Students Adapt to the New School Year

How students kept up with learning during the six months out of school


Desteny Casanova

A student struggles to start assignments again after the long break of quarantine.


Am I Group A?

Do I do virtual today?

This all just feels like too much.

Just how are students keeping up with a new schedule, a new set of standards, and new ways of learning after six months away.

  Last March was a confusing time for students and for a lot of them, it still is. There was virtual learning last Spring, but many students opted not to participate with their grades already set.

For others, like junior Mallory Sparks, boredom led them to Canvas to continue their courses.

“ I [participated in virtual learning], she said. “I was actually kind of happy when they did start because I was so bored and doing school work didn’t bother me.” 

While some students participated in virtual learning, some did not. 

“I didn’t do the virtual learning assignments,” said junior Felix Galan. “The reason why is because it wasn’t mandatory and I struggle to do assignments online. I still kept up with learning in other ways though.”

Sophomore Yoslene (Yosie) Santiago didn’t participate in the virtual learning last Spring either, but she did get a feel of what it looked like. It helped prepare her for the upcoming school year. 

“I personally did not do the virtual learning but I did help my friends out with the assignments teachers posted since it gave them an opportunity to bring their grade up and allow them to learn while not being at school,” she said. “I have mixed feelings with coming back to doing schooling after a six-month break as everything is different. The way teachers are posting assignments to make it available for students that are virtual, like me. But I am also glad to have school again since it gives me a chance to learn new things and start back my routine as being a Richmond High School student.”

Communication between the teachers and students was crucial during the time they were apart.  

“I would message [my teachers] if I had a question,” said Sparks. “Some teachers would get right back to you as to where some would take all day.”

Some teachers even messaged without the student having questions. 

“My teachers communicated with me often,” Galan said. “I didn’t even do any assignments after a while and they still messaged with me to keep me updated with work and to just make sure I was doing alright.” 

For the freshmen, last year was their first year of high school. They never got to experience the full year and their learning was cut short. 

“When we were told that we would not go to school for the next following three weeks because of COVID-19 I was very shocked since we’re just experiencing the beginning of a worldwide pandemic,” said Santiago. “At first I thought it was very nice to be out of school but it did get lonely while staying at home not having anything to do since I had this routine that Monday through Friday I would go to school. Yes, I would say my freshman year was cut short.”

Students like Galan might’ve kept their learning up in alternative ways other than actually doing virtual last year. 

“Even though I didn’t do virtual learning I still kept up with learning in some ways,” he said. “I don’t know if it counts but I watched a ton of documentaries and I also read a bunch of stuff on my phone. I looked at the news on the app on my phone and stayed updated on current events that were happening. I definitely did not learn as much compared to what I would’ve learned if I did online, but I learned in my own way during this rough time.”

After having six months off of school and not learning in person, it was scary for some to grasp and to be at ease with this new normal. This year is unlike any other. 

“I personally was very nervous and anxious going back to school after such a long break,” said Sparks. “I hadn’t been in a classroom in so long and it’s a junior year so that made it even more nerve-racking. They say that’s your hardest year. But I was excited to come back at the same time because I miss seeing all my friends and teachers. 

Santiago shares her perspective on how she’s adjusting to virtual learning currently. 

“Since I am doing 100% virtual this year it has been stressful since I am not used to having a large amount of school work,” she said. “I do know that I am not the only one struggling as many of my virtual and hybrid friends have also complained about how stressful this school year is going with all the amount of work. It may also be that this year as sophomores we are relied on to do more school work and since many are doing their first AP classes so it causes stress.” 

Now that the school year is back in full swing, it’s been challenging for some students. For others, it’s been okay. 

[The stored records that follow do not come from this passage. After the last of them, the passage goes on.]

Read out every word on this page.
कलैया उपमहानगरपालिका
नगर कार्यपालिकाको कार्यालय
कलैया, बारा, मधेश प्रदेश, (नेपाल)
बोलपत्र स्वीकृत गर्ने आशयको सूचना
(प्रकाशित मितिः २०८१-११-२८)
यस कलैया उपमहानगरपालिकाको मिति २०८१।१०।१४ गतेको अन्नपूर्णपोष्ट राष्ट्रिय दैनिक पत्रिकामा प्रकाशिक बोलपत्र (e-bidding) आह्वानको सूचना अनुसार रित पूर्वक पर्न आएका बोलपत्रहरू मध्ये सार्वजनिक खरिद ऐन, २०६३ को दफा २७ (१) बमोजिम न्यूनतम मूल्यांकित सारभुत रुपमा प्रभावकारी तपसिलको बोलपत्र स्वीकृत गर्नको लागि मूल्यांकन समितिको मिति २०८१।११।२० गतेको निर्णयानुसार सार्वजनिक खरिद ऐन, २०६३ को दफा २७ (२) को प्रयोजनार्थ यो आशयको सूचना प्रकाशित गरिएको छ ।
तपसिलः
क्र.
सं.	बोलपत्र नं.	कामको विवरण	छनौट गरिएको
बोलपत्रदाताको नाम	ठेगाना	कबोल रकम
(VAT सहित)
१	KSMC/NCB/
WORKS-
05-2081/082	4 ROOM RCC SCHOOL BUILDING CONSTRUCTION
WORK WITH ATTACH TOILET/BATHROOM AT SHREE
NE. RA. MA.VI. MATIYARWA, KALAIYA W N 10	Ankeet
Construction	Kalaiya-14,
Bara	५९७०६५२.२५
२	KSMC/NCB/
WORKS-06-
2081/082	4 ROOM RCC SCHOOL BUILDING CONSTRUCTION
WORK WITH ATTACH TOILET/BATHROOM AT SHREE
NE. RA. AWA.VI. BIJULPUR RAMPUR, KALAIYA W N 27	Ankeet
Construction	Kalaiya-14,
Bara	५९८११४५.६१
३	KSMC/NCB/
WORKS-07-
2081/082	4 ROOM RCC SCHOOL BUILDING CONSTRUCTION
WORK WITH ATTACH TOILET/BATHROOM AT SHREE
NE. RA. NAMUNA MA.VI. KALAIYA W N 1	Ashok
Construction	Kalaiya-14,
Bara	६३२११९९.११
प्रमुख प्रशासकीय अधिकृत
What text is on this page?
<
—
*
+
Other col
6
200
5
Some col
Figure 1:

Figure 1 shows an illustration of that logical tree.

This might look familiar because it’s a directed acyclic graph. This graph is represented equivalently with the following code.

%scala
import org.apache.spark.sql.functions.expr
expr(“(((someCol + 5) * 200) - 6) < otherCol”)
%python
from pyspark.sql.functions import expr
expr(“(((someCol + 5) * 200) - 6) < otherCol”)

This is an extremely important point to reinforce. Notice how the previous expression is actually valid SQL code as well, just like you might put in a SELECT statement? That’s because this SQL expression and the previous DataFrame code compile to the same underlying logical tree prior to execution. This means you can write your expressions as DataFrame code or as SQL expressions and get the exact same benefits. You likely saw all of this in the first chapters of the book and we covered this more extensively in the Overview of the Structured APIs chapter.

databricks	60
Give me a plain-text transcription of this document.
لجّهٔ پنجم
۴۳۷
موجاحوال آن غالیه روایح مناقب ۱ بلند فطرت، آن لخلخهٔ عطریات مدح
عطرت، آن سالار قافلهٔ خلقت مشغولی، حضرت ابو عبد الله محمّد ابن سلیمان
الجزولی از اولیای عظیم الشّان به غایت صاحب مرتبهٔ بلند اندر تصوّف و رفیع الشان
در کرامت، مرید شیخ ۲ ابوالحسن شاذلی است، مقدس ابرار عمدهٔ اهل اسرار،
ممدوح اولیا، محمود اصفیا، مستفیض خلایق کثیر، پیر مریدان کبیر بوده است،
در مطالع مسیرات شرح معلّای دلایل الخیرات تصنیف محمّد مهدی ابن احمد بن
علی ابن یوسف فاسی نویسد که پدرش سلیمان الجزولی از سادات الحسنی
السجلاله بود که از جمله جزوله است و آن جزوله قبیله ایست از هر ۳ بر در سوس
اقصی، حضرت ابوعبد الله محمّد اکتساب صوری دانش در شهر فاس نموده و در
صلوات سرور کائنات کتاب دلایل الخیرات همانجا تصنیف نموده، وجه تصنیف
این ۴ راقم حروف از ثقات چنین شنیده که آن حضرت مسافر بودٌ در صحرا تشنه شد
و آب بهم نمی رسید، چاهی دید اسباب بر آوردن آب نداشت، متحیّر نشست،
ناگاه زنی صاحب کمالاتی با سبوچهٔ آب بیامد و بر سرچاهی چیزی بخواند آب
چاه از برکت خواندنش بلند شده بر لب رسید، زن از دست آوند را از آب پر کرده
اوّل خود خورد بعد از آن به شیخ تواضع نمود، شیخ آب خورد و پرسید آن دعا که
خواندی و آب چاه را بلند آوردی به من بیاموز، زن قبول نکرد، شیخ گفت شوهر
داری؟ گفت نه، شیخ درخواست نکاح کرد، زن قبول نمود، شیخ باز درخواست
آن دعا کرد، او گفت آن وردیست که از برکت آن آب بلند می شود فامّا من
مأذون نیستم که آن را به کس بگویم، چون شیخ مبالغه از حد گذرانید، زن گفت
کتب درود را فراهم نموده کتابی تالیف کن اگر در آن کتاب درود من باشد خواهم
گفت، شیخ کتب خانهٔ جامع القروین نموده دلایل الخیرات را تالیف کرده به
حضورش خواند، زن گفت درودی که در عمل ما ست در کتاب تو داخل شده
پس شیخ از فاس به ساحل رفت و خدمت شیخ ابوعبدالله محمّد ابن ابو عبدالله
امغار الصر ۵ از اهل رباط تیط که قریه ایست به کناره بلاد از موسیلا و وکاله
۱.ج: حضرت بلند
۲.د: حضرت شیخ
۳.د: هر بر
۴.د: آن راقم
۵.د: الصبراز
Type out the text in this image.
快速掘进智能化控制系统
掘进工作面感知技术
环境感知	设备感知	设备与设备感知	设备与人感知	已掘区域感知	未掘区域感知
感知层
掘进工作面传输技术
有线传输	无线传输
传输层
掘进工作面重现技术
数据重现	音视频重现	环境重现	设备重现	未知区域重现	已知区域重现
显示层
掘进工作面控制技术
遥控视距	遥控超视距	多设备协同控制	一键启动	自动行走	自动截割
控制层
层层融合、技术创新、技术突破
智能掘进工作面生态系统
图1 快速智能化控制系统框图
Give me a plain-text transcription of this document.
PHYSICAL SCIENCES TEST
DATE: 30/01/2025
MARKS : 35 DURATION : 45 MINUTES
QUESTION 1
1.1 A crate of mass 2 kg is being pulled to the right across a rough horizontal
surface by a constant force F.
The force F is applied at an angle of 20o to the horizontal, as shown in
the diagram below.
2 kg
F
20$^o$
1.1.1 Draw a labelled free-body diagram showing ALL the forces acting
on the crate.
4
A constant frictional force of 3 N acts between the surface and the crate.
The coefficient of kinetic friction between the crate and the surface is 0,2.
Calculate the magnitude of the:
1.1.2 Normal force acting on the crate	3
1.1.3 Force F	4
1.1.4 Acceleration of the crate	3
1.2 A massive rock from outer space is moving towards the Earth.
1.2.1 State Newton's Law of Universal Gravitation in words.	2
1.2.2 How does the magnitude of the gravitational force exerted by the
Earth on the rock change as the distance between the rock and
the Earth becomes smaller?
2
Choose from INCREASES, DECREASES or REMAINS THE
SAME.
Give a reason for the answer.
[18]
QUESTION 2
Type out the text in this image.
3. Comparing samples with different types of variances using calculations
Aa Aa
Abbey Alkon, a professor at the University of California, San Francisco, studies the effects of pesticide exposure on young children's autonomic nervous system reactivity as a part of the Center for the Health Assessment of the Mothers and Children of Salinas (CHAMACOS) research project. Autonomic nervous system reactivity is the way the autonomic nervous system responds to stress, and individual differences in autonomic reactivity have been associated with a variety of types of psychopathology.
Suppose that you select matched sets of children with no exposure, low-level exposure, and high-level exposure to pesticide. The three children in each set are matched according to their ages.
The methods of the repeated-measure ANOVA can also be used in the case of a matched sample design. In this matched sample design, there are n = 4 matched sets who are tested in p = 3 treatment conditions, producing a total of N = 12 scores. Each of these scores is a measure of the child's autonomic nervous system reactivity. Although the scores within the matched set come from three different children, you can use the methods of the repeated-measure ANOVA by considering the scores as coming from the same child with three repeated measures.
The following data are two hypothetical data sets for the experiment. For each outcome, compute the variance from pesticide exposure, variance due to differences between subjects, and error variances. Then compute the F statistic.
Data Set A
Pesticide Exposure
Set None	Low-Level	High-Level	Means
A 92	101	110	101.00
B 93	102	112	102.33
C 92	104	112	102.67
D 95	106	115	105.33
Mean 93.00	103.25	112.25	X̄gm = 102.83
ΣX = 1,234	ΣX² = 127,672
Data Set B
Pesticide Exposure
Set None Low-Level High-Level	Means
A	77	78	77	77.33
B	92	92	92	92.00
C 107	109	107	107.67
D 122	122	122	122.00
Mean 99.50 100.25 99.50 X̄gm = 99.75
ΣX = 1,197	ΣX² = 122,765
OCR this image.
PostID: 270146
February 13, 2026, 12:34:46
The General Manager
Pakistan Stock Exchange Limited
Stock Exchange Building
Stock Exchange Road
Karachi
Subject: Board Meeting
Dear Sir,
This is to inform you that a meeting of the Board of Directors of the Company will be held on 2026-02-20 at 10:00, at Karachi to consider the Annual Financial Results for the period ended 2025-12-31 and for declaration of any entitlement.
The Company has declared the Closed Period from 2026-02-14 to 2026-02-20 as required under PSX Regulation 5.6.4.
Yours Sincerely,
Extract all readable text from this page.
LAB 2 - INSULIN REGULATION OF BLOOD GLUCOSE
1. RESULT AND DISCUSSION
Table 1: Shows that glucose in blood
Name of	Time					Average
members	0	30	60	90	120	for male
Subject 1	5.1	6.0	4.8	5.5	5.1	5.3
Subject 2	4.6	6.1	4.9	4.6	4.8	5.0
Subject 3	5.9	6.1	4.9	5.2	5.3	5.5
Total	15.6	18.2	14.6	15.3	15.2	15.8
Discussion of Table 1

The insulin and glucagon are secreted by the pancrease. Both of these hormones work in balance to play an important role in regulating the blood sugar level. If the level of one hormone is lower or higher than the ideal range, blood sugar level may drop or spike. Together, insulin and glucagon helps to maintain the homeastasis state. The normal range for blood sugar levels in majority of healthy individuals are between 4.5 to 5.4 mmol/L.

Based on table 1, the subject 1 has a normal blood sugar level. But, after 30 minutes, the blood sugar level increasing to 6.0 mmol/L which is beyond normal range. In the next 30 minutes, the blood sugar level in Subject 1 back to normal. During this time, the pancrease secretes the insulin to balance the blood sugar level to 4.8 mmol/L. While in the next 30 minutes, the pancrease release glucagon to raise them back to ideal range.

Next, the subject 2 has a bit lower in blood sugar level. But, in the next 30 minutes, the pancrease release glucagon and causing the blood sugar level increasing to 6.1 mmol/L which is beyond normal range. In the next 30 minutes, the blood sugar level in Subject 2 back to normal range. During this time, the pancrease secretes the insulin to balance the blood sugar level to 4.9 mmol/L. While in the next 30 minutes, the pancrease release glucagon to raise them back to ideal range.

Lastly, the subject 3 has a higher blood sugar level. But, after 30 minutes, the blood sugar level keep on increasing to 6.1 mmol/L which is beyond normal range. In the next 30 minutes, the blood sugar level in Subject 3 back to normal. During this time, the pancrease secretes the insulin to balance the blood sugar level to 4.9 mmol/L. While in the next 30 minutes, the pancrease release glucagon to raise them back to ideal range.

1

“The transition [has] been hard, I’m not going to lie,” said Sparks. “The workload is heavy, and doing it from home and at school is making it even more difficult to keep up and stay on top of things. I’m just hoping after a month or so in school, I’ll have it down and it’ll be manageable.” 

Although this year is unlike any other, students are still making the best of it, just as they did last year. 

“Everything changed completely since last March and it’s been really weird,” said Galan. “I know that at the beginning of March I struggled with the sudden change and being out of school. I missed it, which is something I never thought would happen. I struggled with virtual learning and just didn’t do it. That was just for me personally. I have friends that did it and really enjoyed it. I’m glad that we’re back in school and that I can finally learn how I like to learn. I’m happy that the school and the teachers have been so helpful over this time. I’m excited to see how the rest of this year is going to go.”